Apesar da ofensiva norte-americana dos últimos dias, o clima foi de abertura. Greer se aproximou do chanceler brasileiro nos corredores do evento para cumprimentá-lo e fez questão de afirmar que o governo dos Estados Unidos segue de portas abertas para debater as questões comerciais e as tarifas recém-propostas.
A janela de 30 dias para negociação
De acordo com interlocutores que acompanharam a conversa, o representante americano ressaltou que existe um contato fluido entre os dois governos e reforçou o desejo de manter as negociações em andamento.
Mauro Vieira sinalizou que o Brasil compartilha da mesma disposição. O ministro brasileiro pontuou que a dura sequência de recomendações tarifárias divulgadas pelo USTR nesta semana apenas reforça a necessidade urgente de intensificar as conversas bilaterais.

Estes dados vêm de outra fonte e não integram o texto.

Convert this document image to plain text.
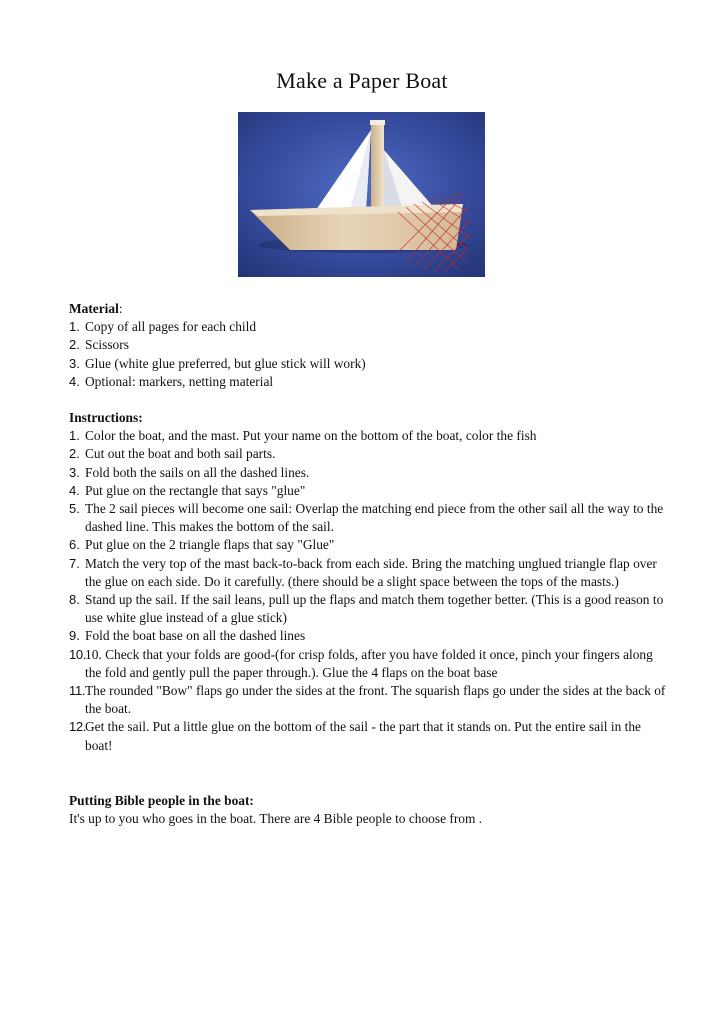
Make a Paper Boat
Material:
1. Copy of all pages for each child
2. Scissors
3. Glue (white glue preferred, but glue stick will work)
4. Optional: markers, netting material
Instructions:
1. Color the boat, and the mast. Put your name on the bottom of the boat, color the fish
2. Cut out the boat and both sail parts.
3. Fold both the sails on all the dashed lines.
4. Put glue on the rectangle that says "glue"
5. The 2 sail pieces will become one sail: Overlap the matching end piece from the other sail all the way to the dashed line. This makes the bottom of the sail.
6. Put glue on the 2 triangle flaps that say "Glue"
7. Match the very top of the mast back-to-back from each side. Bring the matching unglued triangle flap over the glue on each side. Do it carefully. (there should be a slight space between the tops of the masts.)
8. Stand up the sail. If the sail leans, pull up the flaps and match them together better. (This is a good reason to use white glue instead of a glue stick)
9. Fold the boat base on all the dashed lines
10.
10. Check that your folds are good-(for crisp folds, after you have folded it once, pinch your fingers along the fold and gently pull the paper through.). Glue the 4 flaps on the boat base
11. The rounded "Bow" flaps go under the sides at the front. The squarish flaps go under the sides at the back of the boat.
12.
Get the sail. Put a little glue on the bottom of the sail - the part that it stands on. Put the entire sail in the boat!
Putting Bible people in the boat:
It's up to you who goes in the boat. There are 4 Bible people to choose from .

Vieira lembrou a Greer que as negociações ainda ocorrem dentro da janela de 30 dias acordada recentemente entre os presidentes Luiz Inácio Lula da Silva e Donald Trump, durante um encontro em Washington. O chanceler defendeu que esse período seja aproveitado ao máximo para que ambos os países alcancem uma solução negociada, evitando uma guerra comercial.

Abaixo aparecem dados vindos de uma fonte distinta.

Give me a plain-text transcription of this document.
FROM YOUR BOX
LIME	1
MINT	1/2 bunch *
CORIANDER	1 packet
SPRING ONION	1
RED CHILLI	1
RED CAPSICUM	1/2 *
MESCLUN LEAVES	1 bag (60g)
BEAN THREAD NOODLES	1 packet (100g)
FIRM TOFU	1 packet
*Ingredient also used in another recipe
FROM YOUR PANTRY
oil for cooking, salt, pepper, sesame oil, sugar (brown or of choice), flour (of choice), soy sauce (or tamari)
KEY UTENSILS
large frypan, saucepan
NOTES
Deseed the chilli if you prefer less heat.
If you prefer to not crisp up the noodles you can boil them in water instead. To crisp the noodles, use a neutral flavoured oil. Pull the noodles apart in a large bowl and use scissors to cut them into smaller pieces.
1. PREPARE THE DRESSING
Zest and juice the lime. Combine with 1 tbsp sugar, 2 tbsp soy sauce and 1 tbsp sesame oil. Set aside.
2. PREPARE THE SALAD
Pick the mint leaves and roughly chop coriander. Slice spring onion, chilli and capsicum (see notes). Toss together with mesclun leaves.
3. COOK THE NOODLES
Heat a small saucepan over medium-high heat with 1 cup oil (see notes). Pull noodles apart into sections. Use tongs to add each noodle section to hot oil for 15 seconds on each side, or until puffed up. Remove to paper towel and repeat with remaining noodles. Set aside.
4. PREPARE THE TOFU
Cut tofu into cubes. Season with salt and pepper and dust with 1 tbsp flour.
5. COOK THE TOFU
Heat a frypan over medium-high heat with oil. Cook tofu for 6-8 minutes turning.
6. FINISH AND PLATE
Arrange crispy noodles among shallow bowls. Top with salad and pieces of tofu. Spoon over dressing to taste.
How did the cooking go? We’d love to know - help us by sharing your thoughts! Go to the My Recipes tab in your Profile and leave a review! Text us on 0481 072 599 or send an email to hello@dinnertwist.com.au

A delegação brasileira interpretou a aproximação de Greer como um sinal positivo de que os canais de comunicação continuam abertos, apesar das ameaças econômicas.
A escalada das taxas: o peso dos 37,5%
A conversa ocorre na esteira de dois anúncios que colocaram o mercado exportador brasileiro em alerta máximo. Se as propostas americanas entrarem em vigor, os produtos do Brasil podem enfrentar uma taxação combinada de 37,5%. A conta se divide em duas frentes de retaliação:
- Tarifa de 25% (Anunciada segunda-feira, 1º/6): Sugerida após investigação que acusa o Brasil de adotar práticas que “oneram ou restringem” o comércio dos EUA, incluindo o favorecimento do Pix e a suposta falha no combate ao desmatamento.

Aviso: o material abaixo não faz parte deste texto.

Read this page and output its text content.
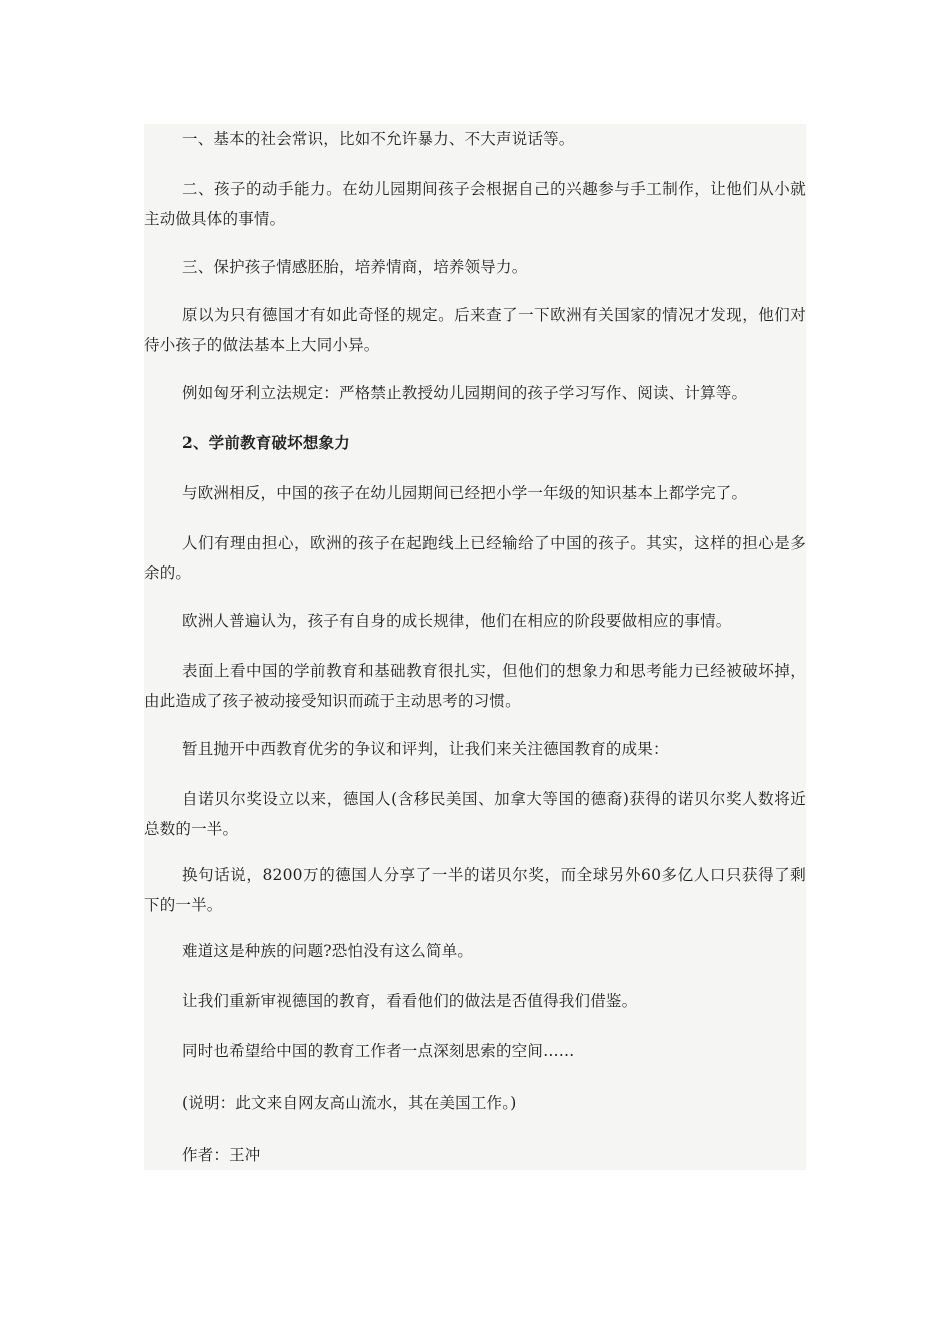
一、基本的社会常识，比如不允许暴力、不大声说话等。

二、孩子的动手能力。在幼儿园期间孩子会根据自己的兴趣参与手工制作，让他们从小就主动做具体的事情。

三、保护孩子情感胚胎，培养情商，培养领导力。

原以为只有德国才有如此奇怪的规定。后来查了一下欧洲有关国家的情况才发现，他们对待小孩子的做法基本上大同小异。

例如匈牙利立法规定：严格禁止教授幼儿园期间的孩子学习写作、阅读、计算等。

2、学前教育破坏想象力

与欧洲相反，中国的孩子在幼儿园期间已经把小学一年级的知识基本上都学完了。

人们有理由担心，欧洲的孩子在起跑线上已经输给了中国的孩子。其实，这样的担心是多余的。

欧洲人普遍认为，孩子有自身的成长规律，他们在相应的阶段要做相应的事情。

表面上看中国的学前教育和基础教育很扎实，但他们的想象力和思考能力已经被破坏掉，由此造成了孩子被动接受知识而疏于主动思考的习惯。

暂且抛开中西教育优劣的争议和评判，让我们来关注德国教育的成果：

自诺贝尔奖设立以来，德国人(含移民美国、加拿大等国的德裔)获得的诺贝尔奖人数将近总数的一半。

换句话说，8200万的德国人分享了一半的诺贝尔奖，而全球另外60多亿人口只获得了剩下的一半。

难道这是种族的问题?恐怕没有这么简单。

让我们重新审视德国的教育，看看他们的做法是否值得我们借鉴。

同时也希望给中国的教育工作者一点深刻思索的空间……

(说明：此文来自网友高山流水，其在美国工作。)

作者：王冲
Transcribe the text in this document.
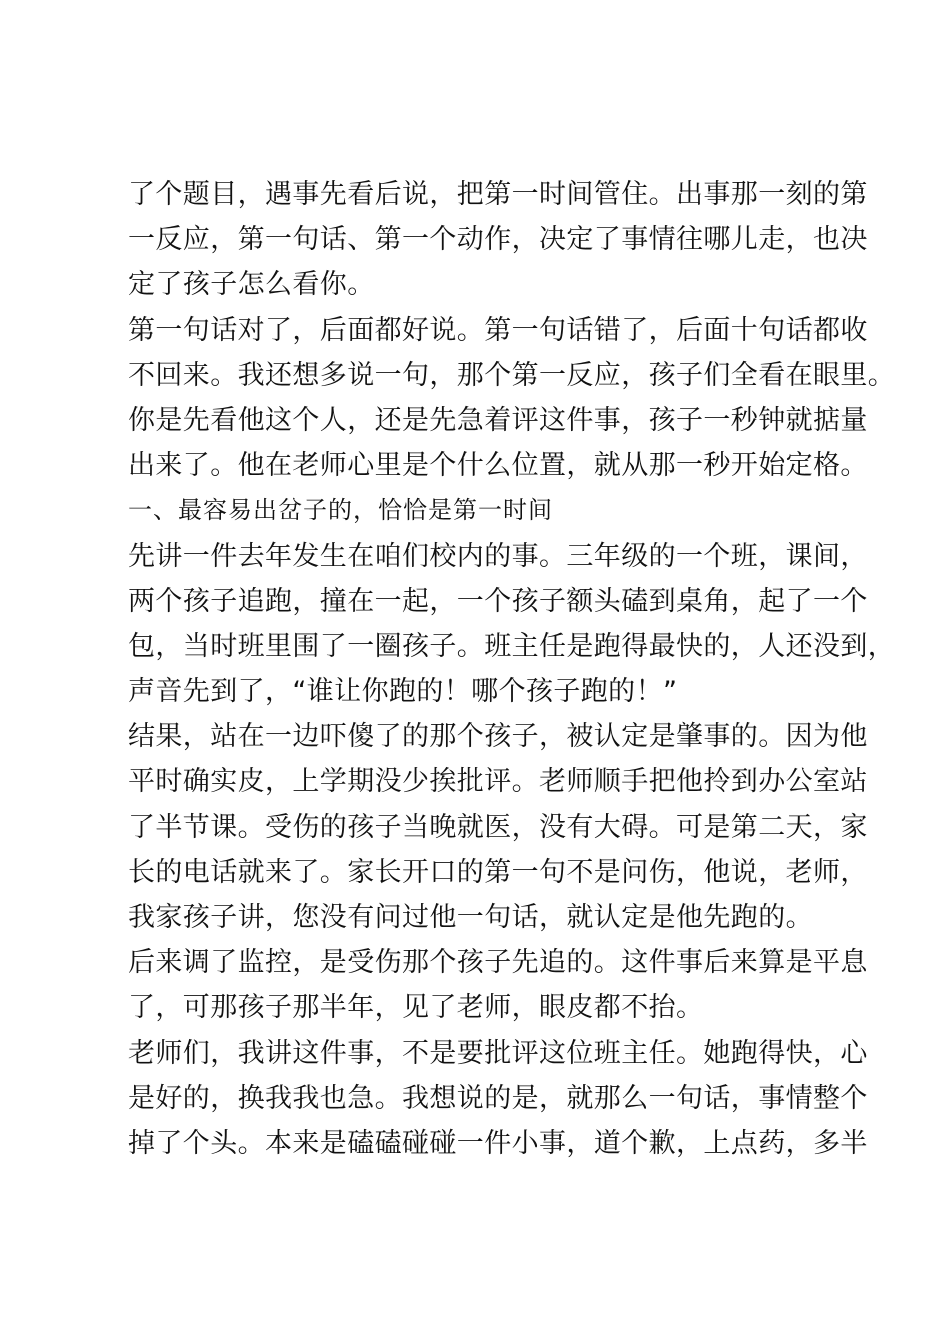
了个题目，遇事先看后说，把第一时间管住。出事那一刻的第
一反应，第一句话、第一个动作，决定了事情往哪儿走，也决
定了孩子怎么看你。
第一句话对了，后面都好说。第一句话错了，后面十句话都收
不回来。我还想多说一句，那个第一反应，孩子们全看在眼里。
你是先看他这个人，还是先急着评这件事，孩子一秒钟就掂量
出来了。他在老师心里是个什么位置，就从那一秒开始定格。
一、最容易出岔子的，恰恰是第一时间
先讲一件去年发生在咱们校内的事。三年级的一个班，课间，
两个孩子追跑，撞在一起，一个孩子额头磕到桌角，起了一个
包，当时班里围了一圈孩子。班主任是跑得最快的，人还没到，
声音先到了，“谁让你跑的！哪个孩子跑的！”
结果，站在一边吓傻了的那个孩子，被认定是肇事的。因为他
平时确实皮，上学期没少挨批评。老师顺手把他拎到办公室站
了半节课。受伤的孩子当晚就医，没有大碍。可是第二天，家
长的电话就来了。家长开口的第一句不是问伤，他说，老师，
我家孩子讲，您没有问过他一句话，就认定是他先跑的。
后来调了监控，是受伤那个孩子先追的。这件事后来算是平息
了，可那孩子那半年，见了老师，眼皮都不抬。
老师们，我讲这件事，不是要批评这位班主任。她跑得快，心
是好的，换我我也急。我想说的是，就那么一句话，事情整个
掉了个头。本来是磕磕碰碰一件小事，道个歉，上点药，多半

- Tarifa de 12,5% (Anunciada terça-feira, 2/6): Adicional proposto sob a justificativa de que o Brasil falha ao não proibir e fiscalizar rigorosamente a importação de mercadorias estrangeiras produzidas com trabalho forçado.
Esse acúmulo de tarifas elevaria a punição a um patamar próximo aos 40% impostos pelo governo norte-americano no ano passado, gerando forte impacto na balança comercial caso o diálogo dos próximos dias não surta efeito.